Now, notice how Paul’s understanding of the first century AD is in perfect harmony with what Jesus predicted during his public ministry:
For you, brethren, became followers of the churches of God which in Judaea are in Christ Jesus: for ye also have suffered like things of your own countrymen, even as they have of the Jews: Who both killed the Lord Jesus, and their own prophets, and have persecuted us; and they please not God, and are contrary to all men: Forbidding us to speak to the gentiles that they might be saved, to fill up their sins always: for the wrath is come upon them to the uttermost. (1Thessalonians 2:14-16)
Paul tells us that his countrymen, i.e. the Jews, but more specifically the leaders at Jerusalem, not only killed Jesus, but they killed the prophets under the Old Covenant and were persecuting and murdering those preaching to them in Paul’s day. This is exactly what the Lord had predicted would occur.

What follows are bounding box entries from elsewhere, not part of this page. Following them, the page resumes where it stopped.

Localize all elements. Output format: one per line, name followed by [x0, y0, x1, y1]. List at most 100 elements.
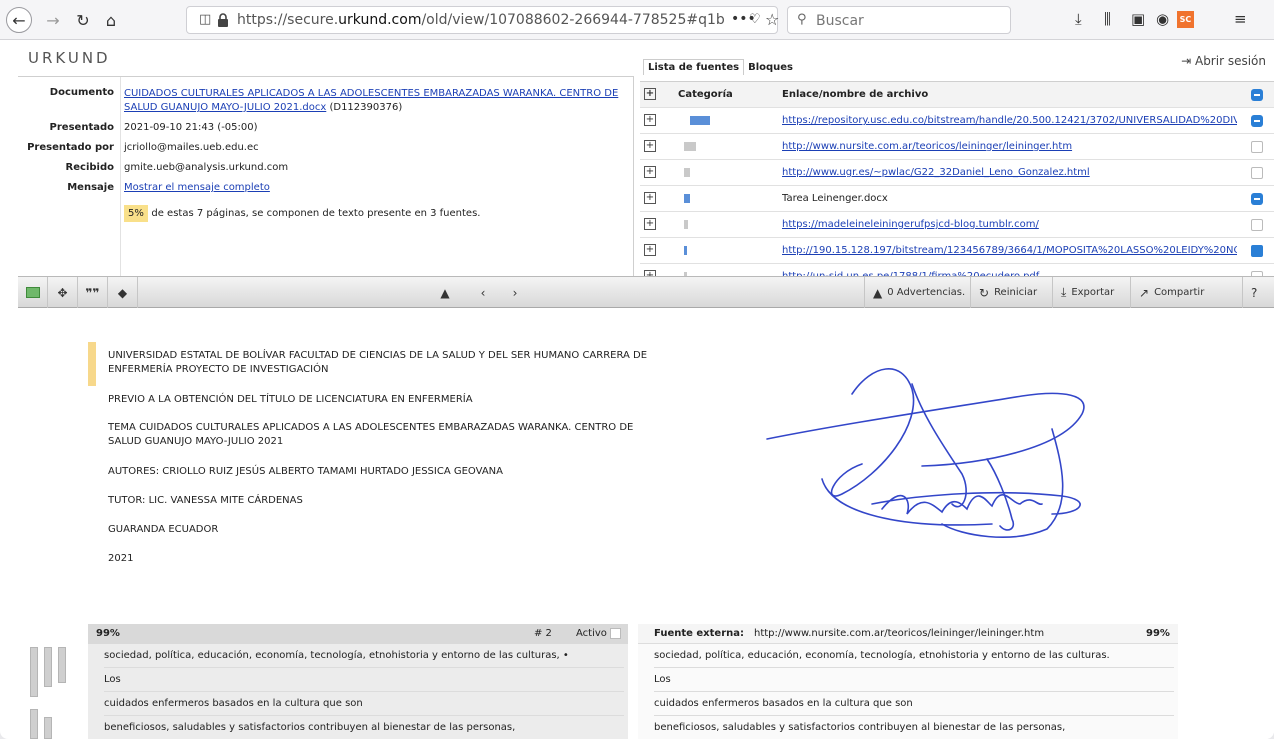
help-button[interactable]: ?	[1242, 277, 1270, 308]
divider	[120, 77, 121, 277]
sources-list: + Categoría Enlace/nombre de archivo + ht…	[640, 81, 1274, 276]
doc-line: AUTORES: CRIOLLO RUIZ JESÚS ALBERTO TAMA…	[108, 466, 503, 477]
share-icon: ↗	[1139, 285, 1150, 300]
home-button[interactable]: ⌂	[98, 7, 124, 33]
export-button[interactable]: ⤓ Exportar	[1052, 277, 1122, 308]
show-message-link[interactable]: Mostrar el mensaje completo	[124, 182, 270, 193]
crosshair-icon: ✥	[57, 285, 68, 300]
category-bar	[684, 246, 687, 255]
tag-icon: ◆	[117, 285, 128, 300]
pocket-icon[interactable]: ♡	[749, 12, 761, 27]
label-presentado: Presentado	[49, 122, 114, 133]
source-row[interactable]: +http://un-sid.un.es.pe/1788/1/firma%20e…	[640, 264, 1274, 276]
previous-button[interactable]: ‹	[470, 277, 496, 308]
warnings-button[interactable]: ▲ 0 Advertencias.	[864, 277, 973, 308]
category-bar	[684, 220, 688, 229]
source-tabs: Lista de fuentes Bloques	[643, 59, 797, 75]
source-checkbox[interactable]	[1251, 141, 1263, 153]
compare-line: Los	[104, 668, 624, 692]
source-link[interactable]: https://madeleineleiningerufpsjcd-blog.t…	[782, 219, 1237, 230]
reload-button[interactable]: ↻	[70, 7, 96, 33]
source-link[interactable]: http://190.15.128.197/bitstream/12345678…	[782, 245, 1237, 256]
active-label: Activo	[576, 628, 607, 639]
expand-all-icon[interactable]: +	[644, 88, 656, 100]
tab-blocks[interactable]: Bloques	[744, 60, 797, 75]
document-info-panel: Documento CUIDADOS CULTURALES APLICADOS …	[18, 76, 634, 277]
expand-icon[interactable]: +	[644, 114, 656, 126]
source-row[interactable]: + https://madeleineleiningerufpsjcd-blog.…	[640, 212, 1274, 238]
source-checkbox[interactable]	[1251, 115, 1263, 127]
search-icon: ⚲	[797, 12, 807, 27]
login-link[interactable]: ⇥ Abrir sesión	[1181, 54, 1266, 68]
source-link[interactable]: http://www.nursite.com.ar/teoricos/leini…	[782, 141, 1237, 152]
source-row[interactable]: + http://www.ugr.es/~pwlac/G22_32Daniel_L…	[640, 160, 1274, 186]
chart-view-button[interactable]	[18, 277, 48, 308]
source-row[interactable]: + Tarea Leinenger.docx	[640, 186, 1274, 212]
reload-icon: ↻	[76, 10, 90, 30]
match-highlight-bar	[88, 342, 96, 386]
search-input[interactable]: ⚲ Buscar	[787, 6, 1011, 34]
quote-icon: ❞❞	[85, 285, 100, 300]
target-button[interactable]: ✥	[48, 277, 78, 308]
document-value: CUIDADOS CULTURALES APLICADOS A LAS ADOL…	[124, 87, 629, 115]
mensaje-value: Mostrar el mensaje completo	[124, 182, 634, 193]
bookmark-star-icon[interactable]: ☆	[765, 10, 779, 29]
label-presentado-por: Presentado por	[27, 142, 114, 153]
next-button[interactable]: ›	[502, 277, 528, 308]
active-checkbox[interactable]	[610, 628, 621, 639]
doc-line: 2021	[108, 553, 134, 564]
back-button[interactable]: ←	[6, 7, 32, 33]
download-icon[interactable]: ⤓	[1075, 10, 1082, 28]
match-number: # 2	[534, 628, 552, 639]
compare-line: Los	[654, 668, 1174, 692]
doc-line: UNIVERSIDAD ESTATAL DE BOLÍVAR FACULTAD …	[108, 350, 648, 375]
compare-panel: 99% # 2 Activo Fuente externa: http://ww…	[18, 619, 1274, 739]
source-row[interactable]: + http://190.15.128.197/bitstream/1234567…	[640, 238, 1274, 264]
external-source-label: Fuente externa:	[654, 628, 744, 639]
source-link[interactable]: Tarea Leinenger.docx	[782, 193, 1237, 204]
right-compare-header: Fuente externa: http://www.nursite.com.a…	[638, 624, 1178, 644]
help-icon: ?	[1251, 285, 1258, 300]
address-bar[interactable]: ◫ https://secure.urkund.com/old/view/107…	[186, 6, 779, 34]
url-text[interactable]: https://secure.urkund.com/old/view/10708…	[237, 12, 725, 28]
chevron-right-icon: ›	[512, 285, 518, 300]
scroll-up-button[interactable]: ▲	[432, 277, 458, 308]
presentado-por-value: jcriollo@mailes.ueb.edu.ec	[124, 142, 259, 153]
source-link[interactable]: http://www.ugr.es/~pwlac/G22_32Daniel_Le…	[782, 167, 1237, 178]
menu-icon[interactable]: ≡	[1234, 10, 1247, 28]
expand-icon[interactable]: +	[644, 244, 656, 256]
share-button[interactable]: ↗ Compartir	[1130, 277, 1212, 308]
category-bar	[690, 116, 710, 125]
shield-icon[interactable]: ◫	[199, 12, 211, 27]
doc-line: PREVIO A LA OBTENCIÓN DEL TÍTULO DE LICE…	[108, 394, 473, 405]
restart-button[interactable]: ↻ Reiniciar	[970, 277, 1045, 308]
source-checkbox[interactable]	[1251, 193, 1263, 205]
source-row[interactable]: + https://repository.usc.edu.co/bitstream…	[640, 108, 1274, 134]
external-source-url[interactable]: http://www.nursite.com.ar/teoricos/leini…	[754, 628, 1044, 639]
tab-sources[interactable]: Lista de fuentes	[643, 59, 745, 75]
quote-button[interactable]: ❞❞	[78, 277, 108, 308]
collapse-all-icon[interactable]	[1251, 89, 1263, 101]
source-checkbox[interactable]	[1251, 245, 1263, 257]
similarity-summary-text: de estas 7 páginas, se componen de texto…	[151, 208, 481, 219]
source-row[interactable]: + http://www.nursite.com.ar/teoricos/lein…	[640, 134, 1274, 160]
tag-button[interactable]: ◆	[108, 277, 138, 308]
compare-line: beneficiosos, saludables y satisfactorio…	[654, 716, 1174, 739]
category-bar	[684, 168, 690, 177]
presentado-value: 2021-09-10 21:43 (-05:00)	[124, 122, 258, 133]
doc-line: TUTOR: LIC. VANESSA MITE CÁRDENAS	[108, 495, 303, 506]
expand-icon[interactable]: +	[644, 218, 656, 230]
expand-icon[interactable]: +	[644, 192, 656, 204]
source-link[interactable]: https://repository.usc.edu.co/bitstream/…	[782, 115, 1237, 126]
viewer-toolbar: ✥ ❞❞ ◆ ▲ ‹ › ▲ 0 Advertencias. ↻ Reiniciar…	[18, 276, 1274, 308]
sidebar-icon[interactable]: ▣	[1131, 10, 1145, 28]
source-checkbox[interactable]	[1251, 167, 1263, 179]
library-icon[interactable]: ⫼	[1104, 10, 1111, 28]
forward-button[interactable]: →	[40, 7, 66, 33]
urkund-logo: URKUND	[28, 49, 111, 67]
source-checkbox[interactable]	[1251, 219, 1263, 231]
profile-badge[interactable]: SC	[1177, 11, 1194, 28]
expand-icon[interactable]: +	[644, 140, 656, 152]
expand-icon[interactable]: +	[644, 166, 656, 178]
account-icon[interactable]: ◉	[1156, 10, 1169, 28]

Finally, John then tells us in the Apocalypse, that the great harlot, i.e. Mystery Babylon the Great (Revelation 17:1, 4-5) was the great city (Revelation 17:18) who had killed the prophets and the Apostles of Jesus (Revelation 17:6). That is, the guilty city that had slain the witnesses of Christ is that same great city where Jesus was crucified (Revelation 11:7-8). In other words the guilty city was first century Jerusalem, that great city, the great harlot, Mystery Babylon the Great, which the Lord had destroyed with her Temple in 70 AD, when he came in the person of Titus with his Roman armies (cp. Luke 21:20).
Who is unable to see the harmony between Jesus, Paul and John? In every point all agree. Jerusalem was responsible for the killing of the Old Testament prophets, the killing of Jesus and those Jesus sent to the city in an effort to help them believe the Gospel and repent. When Jerusalem authorities destroyed the witnesses of Jesus or had others kill them, there remained no remedy and the great city, i.e. the great harlot, was destroyed with her Temple.